America’s Health Insurance Plans (AHIP) has launched its Safe, Transparent Opioid Prescribing (STOP) initiative, which includes a data analysis tool to compare doctors’ prescribing patterns against the Centers for Disease Control and Prevention (CDC) guidelines. From there, individual health plans will be able to identify prescribers who aren’t adhering to guidelines and ask them to revise their practices.

“Plans are in a unique position because they have a 360 degree view of the data and are trying to do what they can to offset the opioid epidemic,” Richard Bankowitz, MD, the association’s chief medical officer, tells Addiction Professional.

Bankowitz says the data currently in house predates AHIP’s adoption of this new standard to measure daily practice against the CDC guidelines, so it will serve as a baseline going forward to evaluate progress.
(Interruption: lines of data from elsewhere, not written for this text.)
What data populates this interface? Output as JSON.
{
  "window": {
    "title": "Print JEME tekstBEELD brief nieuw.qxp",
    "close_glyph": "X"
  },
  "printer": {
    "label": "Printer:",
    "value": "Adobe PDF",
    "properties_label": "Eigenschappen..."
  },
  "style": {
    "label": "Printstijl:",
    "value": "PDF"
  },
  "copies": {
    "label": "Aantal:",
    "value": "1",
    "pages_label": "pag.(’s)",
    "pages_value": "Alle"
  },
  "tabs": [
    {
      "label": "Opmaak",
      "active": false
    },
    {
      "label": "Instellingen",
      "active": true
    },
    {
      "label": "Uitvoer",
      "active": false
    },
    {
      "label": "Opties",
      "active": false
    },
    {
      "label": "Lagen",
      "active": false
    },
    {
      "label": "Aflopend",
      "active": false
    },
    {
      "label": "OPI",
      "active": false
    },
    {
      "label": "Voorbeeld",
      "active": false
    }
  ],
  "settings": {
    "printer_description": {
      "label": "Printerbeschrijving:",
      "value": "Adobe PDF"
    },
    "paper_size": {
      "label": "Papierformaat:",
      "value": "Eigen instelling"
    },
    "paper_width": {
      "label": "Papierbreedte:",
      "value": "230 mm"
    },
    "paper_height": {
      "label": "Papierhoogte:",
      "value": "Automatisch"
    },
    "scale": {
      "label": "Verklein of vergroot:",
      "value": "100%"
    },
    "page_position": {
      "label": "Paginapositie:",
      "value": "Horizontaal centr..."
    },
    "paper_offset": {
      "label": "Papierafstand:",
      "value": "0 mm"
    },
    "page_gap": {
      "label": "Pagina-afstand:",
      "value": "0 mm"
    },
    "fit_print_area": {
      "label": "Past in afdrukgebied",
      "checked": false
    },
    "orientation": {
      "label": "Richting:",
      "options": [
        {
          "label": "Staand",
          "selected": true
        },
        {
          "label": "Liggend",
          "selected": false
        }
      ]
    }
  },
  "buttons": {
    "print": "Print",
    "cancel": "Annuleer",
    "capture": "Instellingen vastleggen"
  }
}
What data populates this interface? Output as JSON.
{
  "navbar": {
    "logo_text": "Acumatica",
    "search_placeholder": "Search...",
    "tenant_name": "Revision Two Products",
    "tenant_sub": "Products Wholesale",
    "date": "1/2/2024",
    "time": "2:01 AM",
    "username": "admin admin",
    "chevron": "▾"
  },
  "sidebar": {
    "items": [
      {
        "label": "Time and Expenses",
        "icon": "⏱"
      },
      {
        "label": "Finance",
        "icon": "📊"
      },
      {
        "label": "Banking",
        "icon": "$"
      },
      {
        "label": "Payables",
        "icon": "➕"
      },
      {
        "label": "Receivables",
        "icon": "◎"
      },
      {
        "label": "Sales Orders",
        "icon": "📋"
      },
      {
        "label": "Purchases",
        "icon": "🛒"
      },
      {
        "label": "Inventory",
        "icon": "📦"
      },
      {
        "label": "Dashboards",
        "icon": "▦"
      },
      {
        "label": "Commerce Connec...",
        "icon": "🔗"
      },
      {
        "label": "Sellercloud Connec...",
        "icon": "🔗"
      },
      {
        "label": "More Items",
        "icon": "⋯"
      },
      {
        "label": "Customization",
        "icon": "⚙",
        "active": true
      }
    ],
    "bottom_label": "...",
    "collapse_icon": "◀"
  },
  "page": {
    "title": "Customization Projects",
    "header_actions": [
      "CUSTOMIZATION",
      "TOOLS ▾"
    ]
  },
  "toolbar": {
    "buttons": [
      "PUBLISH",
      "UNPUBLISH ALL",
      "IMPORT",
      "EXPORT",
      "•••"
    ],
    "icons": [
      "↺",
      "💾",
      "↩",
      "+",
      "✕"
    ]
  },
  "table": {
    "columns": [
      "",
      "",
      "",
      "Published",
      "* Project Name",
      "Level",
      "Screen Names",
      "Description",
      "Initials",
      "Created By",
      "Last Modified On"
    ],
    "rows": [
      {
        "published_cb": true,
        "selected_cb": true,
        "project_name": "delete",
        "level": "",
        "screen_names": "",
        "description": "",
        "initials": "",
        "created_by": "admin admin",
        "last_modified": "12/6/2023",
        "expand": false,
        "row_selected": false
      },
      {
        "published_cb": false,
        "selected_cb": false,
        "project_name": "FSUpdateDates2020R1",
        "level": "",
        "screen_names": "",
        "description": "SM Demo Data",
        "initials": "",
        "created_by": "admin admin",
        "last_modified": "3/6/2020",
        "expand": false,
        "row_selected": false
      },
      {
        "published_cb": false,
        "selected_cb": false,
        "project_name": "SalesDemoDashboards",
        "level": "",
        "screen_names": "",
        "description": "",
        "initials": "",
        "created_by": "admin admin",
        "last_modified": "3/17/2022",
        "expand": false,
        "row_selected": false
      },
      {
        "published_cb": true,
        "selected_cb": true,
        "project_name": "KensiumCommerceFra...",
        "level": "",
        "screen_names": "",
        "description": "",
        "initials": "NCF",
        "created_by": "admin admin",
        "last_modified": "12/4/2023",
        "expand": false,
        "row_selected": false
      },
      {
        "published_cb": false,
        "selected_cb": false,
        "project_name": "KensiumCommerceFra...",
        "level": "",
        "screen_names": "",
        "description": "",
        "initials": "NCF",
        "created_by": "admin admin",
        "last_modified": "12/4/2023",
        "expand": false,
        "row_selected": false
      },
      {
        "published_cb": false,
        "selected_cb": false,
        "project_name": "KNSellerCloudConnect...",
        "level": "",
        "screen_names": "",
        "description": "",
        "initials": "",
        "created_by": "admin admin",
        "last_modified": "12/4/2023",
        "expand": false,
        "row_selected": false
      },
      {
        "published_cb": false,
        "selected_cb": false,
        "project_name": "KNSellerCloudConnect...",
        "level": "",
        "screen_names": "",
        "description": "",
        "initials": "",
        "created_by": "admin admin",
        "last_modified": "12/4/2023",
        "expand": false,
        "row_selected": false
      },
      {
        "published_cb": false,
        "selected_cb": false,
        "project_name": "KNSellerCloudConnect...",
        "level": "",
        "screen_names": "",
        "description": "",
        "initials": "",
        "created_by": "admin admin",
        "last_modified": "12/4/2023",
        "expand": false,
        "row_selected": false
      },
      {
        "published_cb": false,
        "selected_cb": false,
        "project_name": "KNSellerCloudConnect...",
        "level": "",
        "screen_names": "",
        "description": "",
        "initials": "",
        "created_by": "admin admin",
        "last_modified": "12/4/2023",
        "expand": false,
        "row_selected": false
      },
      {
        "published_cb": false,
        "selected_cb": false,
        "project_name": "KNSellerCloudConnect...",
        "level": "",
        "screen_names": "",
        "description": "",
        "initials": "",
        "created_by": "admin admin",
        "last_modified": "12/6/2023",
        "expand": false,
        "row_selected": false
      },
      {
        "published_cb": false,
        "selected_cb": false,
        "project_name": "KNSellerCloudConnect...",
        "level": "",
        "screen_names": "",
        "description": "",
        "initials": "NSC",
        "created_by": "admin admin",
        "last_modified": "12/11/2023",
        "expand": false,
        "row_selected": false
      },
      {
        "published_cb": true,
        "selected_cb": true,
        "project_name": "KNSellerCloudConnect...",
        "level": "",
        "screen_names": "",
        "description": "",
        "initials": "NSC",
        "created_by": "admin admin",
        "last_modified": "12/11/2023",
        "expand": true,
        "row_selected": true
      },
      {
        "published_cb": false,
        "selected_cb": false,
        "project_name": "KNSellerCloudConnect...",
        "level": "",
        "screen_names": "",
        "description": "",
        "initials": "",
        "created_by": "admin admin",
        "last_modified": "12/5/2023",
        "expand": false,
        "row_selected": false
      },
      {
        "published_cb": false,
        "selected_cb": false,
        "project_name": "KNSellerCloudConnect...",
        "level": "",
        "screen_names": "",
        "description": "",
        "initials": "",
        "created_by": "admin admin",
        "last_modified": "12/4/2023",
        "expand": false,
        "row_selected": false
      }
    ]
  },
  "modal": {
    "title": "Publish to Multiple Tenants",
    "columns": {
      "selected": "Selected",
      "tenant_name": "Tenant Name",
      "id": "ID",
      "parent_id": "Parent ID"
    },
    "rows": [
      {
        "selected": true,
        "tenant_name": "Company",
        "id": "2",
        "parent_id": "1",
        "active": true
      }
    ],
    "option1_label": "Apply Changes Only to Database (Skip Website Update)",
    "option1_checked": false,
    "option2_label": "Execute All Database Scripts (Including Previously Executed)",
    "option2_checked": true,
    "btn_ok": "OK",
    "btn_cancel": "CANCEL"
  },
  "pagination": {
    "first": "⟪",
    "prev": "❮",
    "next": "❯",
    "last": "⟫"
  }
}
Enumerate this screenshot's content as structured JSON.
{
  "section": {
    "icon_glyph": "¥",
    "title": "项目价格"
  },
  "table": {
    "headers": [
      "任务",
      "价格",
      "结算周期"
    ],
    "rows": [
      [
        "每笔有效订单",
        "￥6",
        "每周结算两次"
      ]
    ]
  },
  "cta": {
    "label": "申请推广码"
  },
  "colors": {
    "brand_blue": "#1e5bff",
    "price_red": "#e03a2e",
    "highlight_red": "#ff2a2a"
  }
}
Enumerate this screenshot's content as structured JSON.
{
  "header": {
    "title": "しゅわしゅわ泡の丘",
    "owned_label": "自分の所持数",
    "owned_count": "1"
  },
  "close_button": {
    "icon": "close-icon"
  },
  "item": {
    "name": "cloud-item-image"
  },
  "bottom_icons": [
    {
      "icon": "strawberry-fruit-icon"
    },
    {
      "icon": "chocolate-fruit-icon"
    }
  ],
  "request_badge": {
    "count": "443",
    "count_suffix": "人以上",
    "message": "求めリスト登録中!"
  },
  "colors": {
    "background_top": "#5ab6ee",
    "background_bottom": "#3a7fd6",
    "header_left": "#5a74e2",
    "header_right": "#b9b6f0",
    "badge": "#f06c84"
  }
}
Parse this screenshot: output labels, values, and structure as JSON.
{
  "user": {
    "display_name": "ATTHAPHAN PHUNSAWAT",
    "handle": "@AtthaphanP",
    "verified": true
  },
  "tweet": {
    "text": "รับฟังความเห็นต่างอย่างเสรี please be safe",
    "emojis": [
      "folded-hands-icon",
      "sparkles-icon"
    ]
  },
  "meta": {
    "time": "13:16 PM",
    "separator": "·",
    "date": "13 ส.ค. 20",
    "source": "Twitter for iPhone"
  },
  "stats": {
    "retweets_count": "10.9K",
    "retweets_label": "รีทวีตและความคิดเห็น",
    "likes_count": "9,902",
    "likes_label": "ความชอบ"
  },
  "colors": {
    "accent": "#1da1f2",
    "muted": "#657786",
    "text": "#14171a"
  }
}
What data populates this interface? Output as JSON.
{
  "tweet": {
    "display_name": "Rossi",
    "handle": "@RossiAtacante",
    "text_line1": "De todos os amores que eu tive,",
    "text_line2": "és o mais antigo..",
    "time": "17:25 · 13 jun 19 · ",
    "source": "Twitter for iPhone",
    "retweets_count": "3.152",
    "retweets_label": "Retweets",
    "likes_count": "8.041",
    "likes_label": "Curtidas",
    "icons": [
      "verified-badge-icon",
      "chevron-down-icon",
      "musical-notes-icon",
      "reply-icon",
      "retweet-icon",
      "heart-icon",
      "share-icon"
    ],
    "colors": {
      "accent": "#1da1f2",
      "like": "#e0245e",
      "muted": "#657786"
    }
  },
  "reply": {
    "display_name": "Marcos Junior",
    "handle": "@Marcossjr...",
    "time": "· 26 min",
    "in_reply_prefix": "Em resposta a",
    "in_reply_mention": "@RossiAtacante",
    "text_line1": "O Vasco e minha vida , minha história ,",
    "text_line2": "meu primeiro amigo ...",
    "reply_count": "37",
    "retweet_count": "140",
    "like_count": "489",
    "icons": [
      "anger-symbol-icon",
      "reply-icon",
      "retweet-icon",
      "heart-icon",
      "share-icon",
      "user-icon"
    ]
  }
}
Findings on the initiative’s effectiveness could be available within a year, he says.

AHIP member health plans will track claims data for dosage and duration of prescribed opioids as well as how often they are prescribed for patients also using benzodiazepines. Measures will look for use of extended-release or long-acting opioids and how often urine drug screening is used.

Leveraging data to improve care isn’t new for health insurers. Bankowitz says plans historically have mined their pharmacy claims data to help identify patients who are receiving multiple prescriptions for opioids from multiple providers, for example.

While the STOP initiative is centered on driving CDC guidelines into everyday prescriber practice, plans are also beginning to develop policies to reduce barriers to addiction treatment, says Kate Berry, senior vice president of clinical affairs for AHIP.

“Plans are trying to allow access to medication assisted treatment, but also to ensure availability of behavioral health counseling and other support,” she says.